I’ve been reading this book called Nurture Shock, by PO Bronson and Ashley Merryman. It’s a gift from my friend who practices at Stanford – a gift she gave me on my recent trip to San Francisco. It is a parenting book, about relating to your child, and each chapter has evidence-based information, presented in a readable format, that blows conventional thinking out of the water. Topics like lying, and race, and the development of intelligence. I tend to gravitate toward fiction, but if you read one parenting book this year, or even this decade, I highly recommend it. It is changing the way I relate to my kids, already.
The other night I was on my way to the Sushi Café to pick up a take-out order with my four-year-old son, John. He had been away for a couple of days for the holiday, while I was on call. I intentionally turned off the radio so we could have conversation in the car.
“Mommy! I just saw a picture of a strong woman.”
“You did? That’s great. What made you think she was strong?”
“Um, I don’t know. She was strong.”
“Did she look smart?”
“Did she have big muscles?”
“Was she beautiful?”
“Yes! She looked like the people in Aladdin, she was so beautiful.”
I immediately thought of the book, Nurture Shock. There is this one chapter on race, discussing how our children draw their own conclusions, based on their peers, if we don’t bring it up. Often their conclusions become hard-wired, by the third grade. So it’s not enough just to let them watch “Little Bill.” It’s important that we discuss skin color with them, as early as age three, to get our two cents in. We often think that if we just ignore skin color, they will, too. But that’s not the case. I was fascinated by the research, and resolved to start discussion with my own kids. But I didn’t want to force the issue, I wanted it to come up naturally. Here was the perfect opportunity.
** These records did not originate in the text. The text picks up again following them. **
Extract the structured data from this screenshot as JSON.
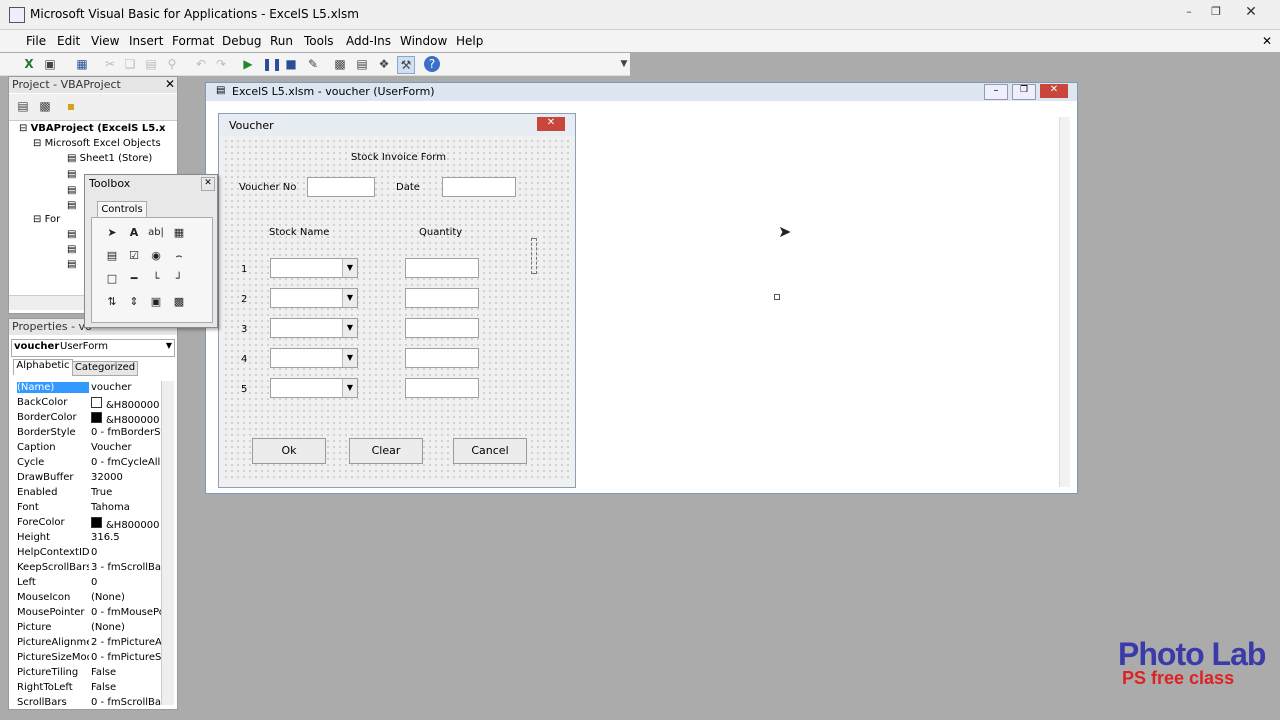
{
  "window": {
    "title": "Microsoft Visual Basic for Applications - ExcelS L5.xlsm"
  },
  "menu": [
    "File",
    "Edit",
    "View",
    "Insert",
    "Format",
    "Debug",
    "Run",
    "Tools",
    "Add-Ins",
    "Window",
    "Help"
  ],
  "project": {
    "title": "Project - VBAProject",
    "tree": [
      "VBAProject (ExcelS L5.x",
      "Microsoft Excel Objects",
      "Sheet1 (Store)",
      "For"
    ]
  },
  "toolbox": {
    "title": "Toolbox",
    "tab": "Controls"
  },
  "properties": {
    "title": "Properties - vo",
    "object": "voucher",
    "object_type": "UserForm",
    "tabs": [
      "Alphabetic",
      "Categorized"
    ],
    "rows": [
      {
        "k": "(Name)",
        "v": "voucher"
      },
      {
        "k": "BackColor",
        "v": "&H800000"
      },
      {
        "k": "BorderColor",
        "v": "&H800000"
      },
      {
        "k": "BorderStyle",
        "v": "0 - fmBorderSt"
      },
      {
        "k": "Caption",
        "v": "Voucher"
      },
      {
        "k": "Cycle",
        "v": "0 - fmCycleAllF"
      },
      {
        "k": "DrawBuffer",
        "v": "32000"
      },
      {
        "k": "Enabled",
        "v": "True"
      },
      {
        "k": "Font",
        "v": "Tahoma"
      },
      {
        "k": "ForeColor",
        "v": "&H800000"
      },
      {
        "k": "Height",
        "v": "316.5"
      },
      {
        "k": "HelpContextID",
        "v": "0"
      },
      {
        "k": "KeepScrollBarsV",
        "v": "3 - fmScrollBar"
      },
      {
        "k": "Left",
        "v": "0"
      },
      {
        "k": "MouseIcon",
        "v": "(None)"
      },
      {
        "k": "MousePointer",
        "v": "0 - fmMousePo"
      },
      {
        "k": "Picture",
        "v": "(None)"
      },
      {
        "k": "PictureAlignmen",
        "v": "2 - fmPictureAl"
      },
      {
        "k": "PictureSizeMode",
        "v": "0 - fmPictureSi"
      },
      {
        "k": "PictureTiling",
        "v": "False"
      },
      {
        "k": "RightToLeft",
        "v": "False"
      },
      {
        "k": "ScrollBars",
        "v": "0 - fmScrollBar"
      }
    ]
  },
  "child_window": {
    "title": "ExcelS L5.xlsm - voucher (UserForm)"
  },
  "userform": {
    "caption": "Voucher",
    "heading": "Stock Invoice Form",
    "voucher_label": "Voucher No",
    "date_label": "Date",
    "stock_header": "Stock Name",
    "qty_header": "Quantity",
    "rows": [
      "1",
      "2",
      "3",
      "4",
      "5"
    ],
    "ok": "Ok",
    "clear": "Clear",
    "cancel": "Cancel"
  },
  "watermark": {
    "line1": "Photo Lab",
    "line2": "PS free class"
  },
  "colors": {
    "selected": "#3399ff",
    "titlebar": "#f0f0f0"
  }
}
“John, did you know that some people have different skin colors?”
He answered excitedly. “Do you mean like rainbow skin, mom?”
“Well, not exactly rainbow, but that’s a great idea. I mean like brown, and yellow, and pink. Is there anyone at your school that has different color skin?”
“You don’t know anyone with pink skin?”
“Yes! There is this one girl, Ella, not the Ella you know, but a different Ella. She has pink skin.”
“Yes! And then she turns into a fish. And she has rainbow skin. Then she swims. It’s sparkly. It’s so beautiful.”
This wasn’t going in the direction I had intended, but it was interesting. I pressed on.
“John, what color is your skin?”
“And what color is my skin?”
“Yours is brown too, mom.”
We are Caucasian, but of the darker variety. Myself more than him.
“Brown is a great color. I love brown. Do you know people with skin color other than brown?”
“Did you know that they are the same as us? With the same love, the same anger, the same feelings, and the same everything?”
“Yes! And they can turn into fishes too!”
I decided that was enough, for one night. The talk turned to gyoza, and sushi, and edamame, and whether or not there would still be a Halloween candy dish at the sushi place. I doubted it, and prepared him so he wouldn’t be disappointed. All in all, I was proud of my venture. Hopefully he got something out of it. At least I started the discussion, one that I plan to continue. Kids need experienced adults to guide them on these issues, not to ignore them and hope they will draw their own conclusions, correctly.
On the way back from picking up the sushi, I saw the billboard he was referring to. Someone was using the image of Rosie the Riveter, to peddle their wares. I love that John looked at this timeless Caucasian icon, and decided she looked like the people in Aladdin. He’s still blind to skin color, I guess. I’ve got lots of time. I hope he always sees a rainbow in every person’s skin.